Louise has to go walk her dogs but having pondered Rachel’s situation, she finally gives Rachel her opinion, which is more than Dr. Schlang usually does:


“Your problem isn’t your mother, Rachel. It’s that you accept as a condition for you to be happy that your mother approve everything you do. It’s not her responsibility but it is yours not to wish that she would, or to feel diminished that she doesn’t. I love your hair. Eugene loves your hair. Eugene loves you. And you just heard that that French language puzzle you did about cycling will run in L’Equipe. What more do you want? I suppose you’re right, but your parents are still your parents, and you want them to approve of what you do, even though I never did,” Louise says.


Finally, the traffic moves. An hour later, Rachel enters the house that her mother thinks is too small. Eugene is working late—the college where he lectures has some event tonight—and she has time to stuff her crazy hair into a bathing cap and run out for a swim. When she’s finished, she emerges from the pool feeling like she always does after swimming, powerful and confident. Why can’t she feel like that instead of feeling like the daughter who has disappointed her mother? The unknown writer of what? Oh, puzzles.

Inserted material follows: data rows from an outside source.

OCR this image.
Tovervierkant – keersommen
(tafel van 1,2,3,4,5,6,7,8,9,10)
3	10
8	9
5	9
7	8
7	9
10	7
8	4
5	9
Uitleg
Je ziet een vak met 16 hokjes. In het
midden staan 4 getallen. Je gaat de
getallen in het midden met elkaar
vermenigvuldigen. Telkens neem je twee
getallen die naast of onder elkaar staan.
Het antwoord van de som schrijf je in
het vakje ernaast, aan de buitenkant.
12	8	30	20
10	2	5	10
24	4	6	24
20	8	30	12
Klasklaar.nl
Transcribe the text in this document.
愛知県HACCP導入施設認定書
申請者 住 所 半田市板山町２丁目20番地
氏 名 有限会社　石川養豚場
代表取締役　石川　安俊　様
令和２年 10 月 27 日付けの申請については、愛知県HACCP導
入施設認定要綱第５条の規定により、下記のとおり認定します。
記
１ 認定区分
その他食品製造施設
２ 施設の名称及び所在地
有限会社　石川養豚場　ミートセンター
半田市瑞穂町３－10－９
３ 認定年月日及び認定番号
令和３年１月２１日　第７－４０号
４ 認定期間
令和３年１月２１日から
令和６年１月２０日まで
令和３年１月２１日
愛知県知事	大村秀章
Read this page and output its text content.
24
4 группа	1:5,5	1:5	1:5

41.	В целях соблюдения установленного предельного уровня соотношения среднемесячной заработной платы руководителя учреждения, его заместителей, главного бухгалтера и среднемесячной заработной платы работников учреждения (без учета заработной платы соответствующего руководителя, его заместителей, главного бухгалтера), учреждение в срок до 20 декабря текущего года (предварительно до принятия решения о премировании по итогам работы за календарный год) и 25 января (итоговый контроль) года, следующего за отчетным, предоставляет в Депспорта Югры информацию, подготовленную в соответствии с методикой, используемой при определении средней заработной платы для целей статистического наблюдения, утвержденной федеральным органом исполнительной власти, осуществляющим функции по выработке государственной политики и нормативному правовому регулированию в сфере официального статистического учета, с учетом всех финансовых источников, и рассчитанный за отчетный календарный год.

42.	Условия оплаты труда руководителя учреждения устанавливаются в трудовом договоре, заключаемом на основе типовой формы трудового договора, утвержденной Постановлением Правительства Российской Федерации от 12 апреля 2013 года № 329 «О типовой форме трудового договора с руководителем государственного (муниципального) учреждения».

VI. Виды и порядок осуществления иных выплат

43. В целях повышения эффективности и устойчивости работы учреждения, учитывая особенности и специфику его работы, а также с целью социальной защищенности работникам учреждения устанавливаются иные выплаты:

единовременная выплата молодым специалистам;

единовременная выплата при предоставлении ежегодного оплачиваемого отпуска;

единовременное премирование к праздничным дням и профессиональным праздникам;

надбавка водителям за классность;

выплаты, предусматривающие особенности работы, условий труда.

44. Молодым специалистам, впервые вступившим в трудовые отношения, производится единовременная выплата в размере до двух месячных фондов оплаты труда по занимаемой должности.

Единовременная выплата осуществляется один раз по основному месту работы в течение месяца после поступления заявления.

No, Louise is right. It’s up to her to recast her definition of success. She is, after all, old enough. In fact, isn’t that what her own mother did? Sarah, for all her wanting better for Rachel, disappointed her own parents initially. They’d wanted her to marry a college graduate or a professional and instead, she married Rachel’s father, a deeply thoughtful, intelligent man whom everyone loved. And thanks to Sarah’s example, Rachel did the same. She married someone she loved. Now it was up to her to settle into enjoying her own precious and beautiful life.

At a little after ten, Eugene comes through the door. She greets him as she always does, with a big kiss. And then he does what he always does, kisses her, asks about her day, and musses her hair.